Sharing our experience building complex environments (DevOps project)

Recently Team Work Spirit designed and implemented the solution for development and production environments using an unusual approach and combination of technologies, and we’d love to share this experience with other teams who consider building complex architecture in AWS.

Fundopolis, our client, built a whole new approach to investing; a new financial system and community that makes it simpler, more approachable and more enjoyable. So that everyone and anyone can invest in the people and ideas that matter to them.

Our task as DevOps team was to define and start building hosting setup for development, staging, production, and CI/CD, all in the cloud.

Technologies used in the project:

– AWS (VPC, CloudTrail, IAM, ECS, ELB, CloudWatch, EC2, ASG, ECR, RDS, S3, S3 Glacier, KMS, DAX, Route53, CloudFront, CloudFormation, AWS Backup, DynamoDB)
– Jenkins;
– Apache ModSecurity proxy;
– OpenVPN AS to manage access to different parts of the app;
– CloudFlare to protect and accelerate the web app online;
– Docker;
– Graylog;
– Zabbix;
– Grafana;
– Varnish;
– created webhooks for third-party services (Auth0, Netki)

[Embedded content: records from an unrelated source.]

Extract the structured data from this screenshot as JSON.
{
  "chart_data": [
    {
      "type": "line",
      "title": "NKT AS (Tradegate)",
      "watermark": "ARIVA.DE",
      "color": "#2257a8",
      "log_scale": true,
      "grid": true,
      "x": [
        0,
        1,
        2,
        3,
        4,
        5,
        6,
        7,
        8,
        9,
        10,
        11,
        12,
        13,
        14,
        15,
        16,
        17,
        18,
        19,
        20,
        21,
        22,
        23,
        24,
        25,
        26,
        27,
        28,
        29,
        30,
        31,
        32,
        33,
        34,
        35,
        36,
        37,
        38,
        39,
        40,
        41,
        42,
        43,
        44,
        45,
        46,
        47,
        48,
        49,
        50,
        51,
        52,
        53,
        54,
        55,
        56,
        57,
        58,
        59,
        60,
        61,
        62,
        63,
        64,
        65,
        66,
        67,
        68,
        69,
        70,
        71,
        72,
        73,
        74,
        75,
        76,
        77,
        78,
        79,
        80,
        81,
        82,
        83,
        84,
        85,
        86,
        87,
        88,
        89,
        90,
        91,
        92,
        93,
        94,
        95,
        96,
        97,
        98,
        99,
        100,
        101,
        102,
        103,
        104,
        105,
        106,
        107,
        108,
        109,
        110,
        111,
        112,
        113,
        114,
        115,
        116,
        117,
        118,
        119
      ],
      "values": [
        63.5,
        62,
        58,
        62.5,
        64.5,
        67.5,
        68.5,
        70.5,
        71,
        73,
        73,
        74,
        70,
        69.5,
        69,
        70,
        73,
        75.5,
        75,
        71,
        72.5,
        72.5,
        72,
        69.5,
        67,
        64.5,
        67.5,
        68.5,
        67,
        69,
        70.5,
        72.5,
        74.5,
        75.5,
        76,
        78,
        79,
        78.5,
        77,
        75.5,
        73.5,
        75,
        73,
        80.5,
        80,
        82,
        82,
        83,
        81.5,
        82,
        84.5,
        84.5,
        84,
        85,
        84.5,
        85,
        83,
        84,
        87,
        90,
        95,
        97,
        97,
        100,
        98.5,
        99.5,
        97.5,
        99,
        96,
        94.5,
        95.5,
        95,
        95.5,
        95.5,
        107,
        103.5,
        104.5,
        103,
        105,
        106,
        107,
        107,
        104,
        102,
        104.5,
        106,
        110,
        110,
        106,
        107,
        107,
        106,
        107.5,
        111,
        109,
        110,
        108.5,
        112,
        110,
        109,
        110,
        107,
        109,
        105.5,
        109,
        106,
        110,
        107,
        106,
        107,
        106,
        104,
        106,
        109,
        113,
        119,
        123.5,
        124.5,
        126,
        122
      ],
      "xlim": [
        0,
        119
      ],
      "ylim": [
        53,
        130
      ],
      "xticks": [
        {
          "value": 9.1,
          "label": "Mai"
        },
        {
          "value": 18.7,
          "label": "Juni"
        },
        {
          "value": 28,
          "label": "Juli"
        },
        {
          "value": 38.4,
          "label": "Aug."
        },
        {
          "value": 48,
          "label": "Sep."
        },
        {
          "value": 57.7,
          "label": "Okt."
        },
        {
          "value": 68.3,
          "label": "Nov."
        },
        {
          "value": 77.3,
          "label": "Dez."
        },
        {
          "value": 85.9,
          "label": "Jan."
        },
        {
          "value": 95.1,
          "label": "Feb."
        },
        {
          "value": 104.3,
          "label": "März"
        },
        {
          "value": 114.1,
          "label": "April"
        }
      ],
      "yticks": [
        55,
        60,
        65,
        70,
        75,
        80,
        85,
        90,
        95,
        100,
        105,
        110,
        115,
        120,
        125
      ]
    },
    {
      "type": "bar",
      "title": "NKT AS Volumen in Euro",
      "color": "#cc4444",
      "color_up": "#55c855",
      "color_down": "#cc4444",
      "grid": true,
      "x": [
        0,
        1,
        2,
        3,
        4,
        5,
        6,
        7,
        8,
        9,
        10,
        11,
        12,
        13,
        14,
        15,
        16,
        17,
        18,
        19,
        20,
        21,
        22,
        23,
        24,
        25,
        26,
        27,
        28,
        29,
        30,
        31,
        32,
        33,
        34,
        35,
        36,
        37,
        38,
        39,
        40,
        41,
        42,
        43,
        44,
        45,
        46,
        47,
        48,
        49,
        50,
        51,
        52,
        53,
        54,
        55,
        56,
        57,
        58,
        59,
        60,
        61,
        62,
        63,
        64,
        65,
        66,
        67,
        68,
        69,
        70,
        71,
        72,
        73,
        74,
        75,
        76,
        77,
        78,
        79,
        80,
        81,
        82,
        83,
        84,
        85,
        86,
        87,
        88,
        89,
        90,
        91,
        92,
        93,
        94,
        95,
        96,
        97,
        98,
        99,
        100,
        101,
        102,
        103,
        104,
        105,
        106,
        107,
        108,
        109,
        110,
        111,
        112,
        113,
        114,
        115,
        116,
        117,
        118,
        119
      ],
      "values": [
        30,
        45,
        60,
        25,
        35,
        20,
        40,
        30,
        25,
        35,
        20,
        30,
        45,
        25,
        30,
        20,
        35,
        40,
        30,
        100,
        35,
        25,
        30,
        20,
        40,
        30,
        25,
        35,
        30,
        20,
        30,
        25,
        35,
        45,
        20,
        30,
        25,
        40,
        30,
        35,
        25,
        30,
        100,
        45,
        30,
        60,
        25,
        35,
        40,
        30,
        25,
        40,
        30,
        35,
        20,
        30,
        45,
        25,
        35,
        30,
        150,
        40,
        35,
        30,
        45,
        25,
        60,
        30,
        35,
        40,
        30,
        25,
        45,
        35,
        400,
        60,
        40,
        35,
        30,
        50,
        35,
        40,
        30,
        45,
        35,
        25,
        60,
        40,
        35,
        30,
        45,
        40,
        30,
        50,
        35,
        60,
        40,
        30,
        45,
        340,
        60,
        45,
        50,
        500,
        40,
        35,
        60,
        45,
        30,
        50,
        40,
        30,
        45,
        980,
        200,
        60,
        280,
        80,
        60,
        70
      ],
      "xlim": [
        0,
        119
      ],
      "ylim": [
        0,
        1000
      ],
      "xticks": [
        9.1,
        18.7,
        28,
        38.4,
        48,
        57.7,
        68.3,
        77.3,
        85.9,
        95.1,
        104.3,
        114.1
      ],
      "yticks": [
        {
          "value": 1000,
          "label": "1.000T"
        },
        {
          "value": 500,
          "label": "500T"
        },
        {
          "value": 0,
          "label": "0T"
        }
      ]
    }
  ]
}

The project was delivered in 3 phases:

1) an analysis of the hosting needs based on the architecture outline and deployment plan and creation of a hosting plan including which services should be acquired for each environment, specifications for the security configuration, and an outline plan for future scaling;

2) implementation of a development environment using infrastructure as code;

3) creating of CI/CD pipelines; implementation of the production environment using infrastructure as code.

Some issues we faced and the solutions we implemented:

1) Monitoring. We decided to use Zabbix as a third-party monitoring system for all nodes in order to get more metrics than CloudWatch can provide. Unfortunately, ECS clusters can use only Amazon Linux as an OS for EC2 instances, and Zabbix doesn’t have a client for it. We implemented the workaround to handle this issue with Docker. Zabbix runs in Docker containers on ECS cluster’s instances. This solution enabled us to use the standard image and not to compile it out of Zabbix agent source code.

2) IAM roles and policies. It took much time to choose the proper IAM roles to distribute access rights the right way to specific users. Switching roles between accounts was required, and they should be assumed properly with appropriate policies: which user can assume the role and from which account.
We had 3 different accounts with specific services and these services should get access to each other, often this access should be limited.

3) KMS. KMS was integrated with S3 and IAM, as only specific users should have access to the data stored in S3 (it was defined by IAM roles and policies), and the data were encrypted with KMS keys. We replicated data encrypting them at the same time. As far as replication is involved, users get access to the key to decrypt the files and another key is used to encrypt the data which gets replicated to another region.
We created the CloudFormation template in which KMS keys were specified – the key for decryption and the key for encrypting the file replicated into another region.

4) ECS. All the services used in the environment are launched via user data, so it’s so much important and requires a lot of attention to details when we create a CloudFormation template.

The complexity of the project is caused by the need in 3 accounts: Jenkins does CI/CD jobs for all of them, Garylog collects logs from all services used in these 3 accounts.